16 Kasım 2013 Cumartesi

“Üç olsun da nasıl olursa olsun!” demedik!



Malum hürmetli Başbakan her vesile ile en az üç çocuk diyor. Öyle ya nüfusumuzun çoğalabilmesi ve genç kalması istatistiksel olarak buna bağlı.
Bu gerçekliği görüp de milletin geleceği için endişelenmeyen bir aklıyeter düşünemiyorum.
Bu arada “aklıyeter” kelimesi tam Türkçedir ve “âkil adam” karşılığında kullanılır. “Âkıl” kelimesi ayın kaf ve lam harflerinden oluşur ve akıllı demektir. Ancak çoğu kişi bunu elif kef ve lam harflerinden oluşan Âkil kelimesi gibi telaffuz eder ki bu şekliyle kelime “yiyici” demek olur. Hazır kendi Türkçemiz varken gelin aklıyeter’i kullanalım, derim.
Neyse, biz Garibce olarak Başbakanın bu ısrarcı tavrını destekliyoruz. Ancak diğer yandan başka bir şey bizi kaygılandırıyor.
Hemen her gün bir yenidoğanın cami avlusuna yahut karakol yanına bırakıldığı haberleri duyuluyor. Gayrimeşru olduğu için yenidoğanlar ölüme terk edilmek üzere yalnız başlarına evlerde bırakılıp onu doğuran sözde anneler terki diyar ile kayıplara karışıyorlar.
Kürtaj, kadın hakları bağlamında kabul görüyor.
Geçen yılda verilen bir haberi hatırlıyorum: Fransa’da yeni doğan çocukların yarıdan fazlası artık evlilik dışı ilişkilerden doğuyor.
Olsun da nasıl olursa olsun istemiyoruz.

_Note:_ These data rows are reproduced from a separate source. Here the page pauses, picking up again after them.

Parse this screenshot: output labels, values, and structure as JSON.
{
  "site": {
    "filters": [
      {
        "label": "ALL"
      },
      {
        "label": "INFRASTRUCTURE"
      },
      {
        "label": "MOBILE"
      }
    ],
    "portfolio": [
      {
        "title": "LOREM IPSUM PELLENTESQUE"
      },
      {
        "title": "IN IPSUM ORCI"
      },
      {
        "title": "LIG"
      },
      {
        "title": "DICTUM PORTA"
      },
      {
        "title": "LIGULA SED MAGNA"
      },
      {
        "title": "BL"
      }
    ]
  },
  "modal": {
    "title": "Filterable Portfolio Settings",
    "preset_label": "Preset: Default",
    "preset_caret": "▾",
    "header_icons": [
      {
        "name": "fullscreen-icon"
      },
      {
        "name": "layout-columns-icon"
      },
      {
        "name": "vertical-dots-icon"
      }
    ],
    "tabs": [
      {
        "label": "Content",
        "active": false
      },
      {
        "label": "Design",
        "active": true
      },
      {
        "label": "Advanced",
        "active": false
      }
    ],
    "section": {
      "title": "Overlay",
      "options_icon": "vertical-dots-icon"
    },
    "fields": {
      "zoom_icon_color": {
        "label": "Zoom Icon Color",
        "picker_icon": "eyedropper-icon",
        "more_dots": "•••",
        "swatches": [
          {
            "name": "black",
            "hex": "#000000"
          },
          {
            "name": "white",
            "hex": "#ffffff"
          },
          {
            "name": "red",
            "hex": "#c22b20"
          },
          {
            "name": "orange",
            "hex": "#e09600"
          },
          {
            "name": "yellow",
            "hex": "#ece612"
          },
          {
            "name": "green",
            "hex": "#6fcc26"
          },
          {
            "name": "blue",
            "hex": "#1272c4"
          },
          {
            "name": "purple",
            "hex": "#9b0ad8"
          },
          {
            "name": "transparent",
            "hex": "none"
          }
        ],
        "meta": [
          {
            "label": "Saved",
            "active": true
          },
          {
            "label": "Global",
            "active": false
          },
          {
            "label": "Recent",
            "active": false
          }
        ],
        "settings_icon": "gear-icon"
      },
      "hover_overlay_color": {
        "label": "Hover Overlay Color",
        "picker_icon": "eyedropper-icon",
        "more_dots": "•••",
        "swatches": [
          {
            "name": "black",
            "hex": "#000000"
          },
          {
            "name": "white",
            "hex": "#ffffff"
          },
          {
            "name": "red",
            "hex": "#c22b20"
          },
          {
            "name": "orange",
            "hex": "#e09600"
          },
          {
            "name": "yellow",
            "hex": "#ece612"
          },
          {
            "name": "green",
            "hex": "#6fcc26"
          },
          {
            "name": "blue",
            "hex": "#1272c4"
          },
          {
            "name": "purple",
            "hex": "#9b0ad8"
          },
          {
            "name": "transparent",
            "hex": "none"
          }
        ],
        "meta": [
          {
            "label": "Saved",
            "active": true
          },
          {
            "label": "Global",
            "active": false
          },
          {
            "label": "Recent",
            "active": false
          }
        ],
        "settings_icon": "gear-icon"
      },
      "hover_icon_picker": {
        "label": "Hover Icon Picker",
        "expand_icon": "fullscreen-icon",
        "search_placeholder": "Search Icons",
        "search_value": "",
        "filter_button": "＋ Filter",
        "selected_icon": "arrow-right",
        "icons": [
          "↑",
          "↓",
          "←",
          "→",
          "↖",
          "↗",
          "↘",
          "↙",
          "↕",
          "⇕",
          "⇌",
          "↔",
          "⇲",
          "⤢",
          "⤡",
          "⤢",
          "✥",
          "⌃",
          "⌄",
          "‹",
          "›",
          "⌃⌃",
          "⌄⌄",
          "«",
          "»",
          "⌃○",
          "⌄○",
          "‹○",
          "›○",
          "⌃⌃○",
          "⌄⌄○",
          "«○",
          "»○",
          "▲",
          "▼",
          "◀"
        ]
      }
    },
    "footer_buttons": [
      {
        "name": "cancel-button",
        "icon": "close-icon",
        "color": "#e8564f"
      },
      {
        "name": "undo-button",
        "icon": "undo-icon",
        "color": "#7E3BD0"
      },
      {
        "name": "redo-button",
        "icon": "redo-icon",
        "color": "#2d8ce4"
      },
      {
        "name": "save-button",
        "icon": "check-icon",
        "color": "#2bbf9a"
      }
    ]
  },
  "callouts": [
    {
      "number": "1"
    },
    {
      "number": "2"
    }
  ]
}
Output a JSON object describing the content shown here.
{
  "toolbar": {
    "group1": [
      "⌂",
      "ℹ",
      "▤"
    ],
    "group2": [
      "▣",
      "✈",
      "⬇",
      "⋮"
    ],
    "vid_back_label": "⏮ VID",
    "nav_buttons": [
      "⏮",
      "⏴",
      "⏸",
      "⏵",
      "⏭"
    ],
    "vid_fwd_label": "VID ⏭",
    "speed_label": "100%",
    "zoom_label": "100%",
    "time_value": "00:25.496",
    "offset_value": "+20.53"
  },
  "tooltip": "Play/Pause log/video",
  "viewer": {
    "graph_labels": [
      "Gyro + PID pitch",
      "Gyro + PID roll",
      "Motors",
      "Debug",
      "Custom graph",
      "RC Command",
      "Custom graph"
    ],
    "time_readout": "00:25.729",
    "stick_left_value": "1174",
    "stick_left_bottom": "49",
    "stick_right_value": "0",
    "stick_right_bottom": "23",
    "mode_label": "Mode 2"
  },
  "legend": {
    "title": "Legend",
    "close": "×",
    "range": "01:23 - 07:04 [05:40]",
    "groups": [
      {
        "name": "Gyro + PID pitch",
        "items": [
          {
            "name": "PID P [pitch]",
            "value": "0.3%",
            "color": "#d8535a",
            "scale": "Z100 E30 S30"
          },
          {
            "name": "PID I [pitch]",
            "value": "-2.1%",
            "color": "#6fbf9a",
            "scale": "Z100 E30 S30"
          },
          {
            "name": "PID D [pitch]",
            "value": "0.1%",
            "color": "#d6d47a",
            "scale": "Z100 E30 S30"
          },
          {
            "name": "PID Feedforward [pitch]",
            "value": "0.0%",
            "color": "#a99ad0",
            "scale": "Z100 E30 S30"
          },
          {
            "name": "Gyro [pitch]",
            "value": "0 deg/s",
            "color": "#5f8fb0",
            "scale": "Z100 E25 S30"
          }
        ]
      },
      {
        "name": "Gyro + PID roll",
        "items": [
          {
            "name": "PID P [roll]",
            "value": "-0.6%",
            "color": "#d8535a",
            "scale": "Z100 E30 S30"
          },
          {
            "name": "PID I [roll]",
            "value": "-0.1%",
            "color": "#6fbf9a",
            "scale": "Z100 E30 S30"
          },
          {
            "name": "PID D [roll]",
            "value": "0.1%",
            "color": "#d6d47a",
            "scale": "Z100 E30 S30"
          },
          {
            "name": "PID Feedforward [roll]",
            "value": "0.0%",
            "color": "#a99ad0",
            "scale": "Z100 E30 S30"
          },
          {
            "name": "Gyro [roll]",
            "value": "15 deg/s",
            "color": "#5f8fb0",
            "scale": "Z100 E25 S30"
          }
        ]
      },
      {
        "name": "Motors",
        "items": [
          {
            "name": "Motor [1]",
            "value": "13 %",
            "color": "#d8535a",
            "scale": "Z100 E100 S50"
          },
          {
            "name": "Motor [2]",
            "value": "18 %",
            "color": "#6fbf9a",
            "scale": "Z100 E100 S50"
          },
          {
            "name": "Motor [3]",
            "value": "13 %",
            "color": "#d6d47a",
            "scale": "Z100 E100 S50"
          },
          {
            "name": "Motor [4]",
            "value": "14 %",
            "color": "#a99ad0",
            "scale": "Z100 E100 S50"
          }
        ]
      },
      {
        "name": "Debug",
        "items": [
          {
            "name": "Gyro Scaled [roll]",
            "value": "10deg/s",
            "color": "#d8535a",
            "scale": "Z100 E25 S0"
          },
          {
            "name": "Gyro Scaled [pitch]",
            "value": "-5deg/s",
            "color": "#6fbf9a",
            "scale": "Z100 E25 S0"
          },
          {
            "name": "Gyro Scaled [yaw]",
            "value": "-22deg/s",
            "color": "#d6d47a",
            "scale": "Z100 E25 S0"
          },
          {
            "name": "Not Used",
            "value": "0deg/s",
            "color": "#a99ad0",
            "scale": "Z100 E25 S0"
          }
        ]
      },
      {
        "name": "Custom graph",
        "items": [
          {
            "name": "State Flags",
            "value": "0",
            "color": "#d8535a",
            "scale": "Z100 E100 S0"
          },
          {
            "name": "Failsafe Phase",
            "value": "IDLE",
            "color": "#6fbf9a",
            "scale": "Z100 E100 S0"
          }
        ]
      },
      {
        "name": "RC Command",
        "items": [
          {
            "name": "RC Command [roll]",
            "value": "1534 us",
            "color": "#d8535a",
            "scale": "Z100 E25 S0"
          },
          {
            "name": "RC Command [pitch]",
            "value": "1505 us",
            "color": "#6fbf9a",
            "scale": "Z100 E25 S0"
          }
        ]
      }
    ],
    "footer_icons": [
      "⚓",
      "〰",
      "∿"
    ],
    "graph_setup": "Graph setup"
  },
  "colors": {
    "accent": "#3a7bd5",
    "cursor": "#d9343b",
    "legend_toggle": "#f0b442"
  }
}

Çocukları analarının kucağında ve anaları da hem dinin hem hukukun hem de örfün meşru gördüğü yuvalarında görmek istiyoruz.
Hani bir asker fıkrası vardır.
Er Hasan “Komutanım çocuğu çok özledim!” demiş. Komutan da bir sürpriz yapmış çocuğu getirtmiş, “Hasan gel hele! Hani çocuğu çok özledim diyordun ya bak senin çocuk işte burada!” demiş. Hasan çocuğa bakmış bakmış, “Ama komutanım ben çocuğu anasının kucağında özlemiştim” demiş.
İşte böyle.
Özlemlerin arkası iyi doldurulmalı.
İlle de kucağımızda bir çocuk istemiyoruz.
Bir aile ortamında annenin, babanın himayesinde, huzur ve güven ortamında, kardeşlerin kendi aralarında hem savaşmayı hem paylaşmayı öğrendiği, ara sıra da olsa aile büyüklerinin gölgesinin üzerlerinde olduğu bir yuvada onların ocaklarının yanmasını istiyoruz.
Hem aklım, hem gönlüm böyle diyor.
Dua ile!
16.11.2013

GARİBCE

1 yorum:

Related Posts Plugin for WordPress, Blogger...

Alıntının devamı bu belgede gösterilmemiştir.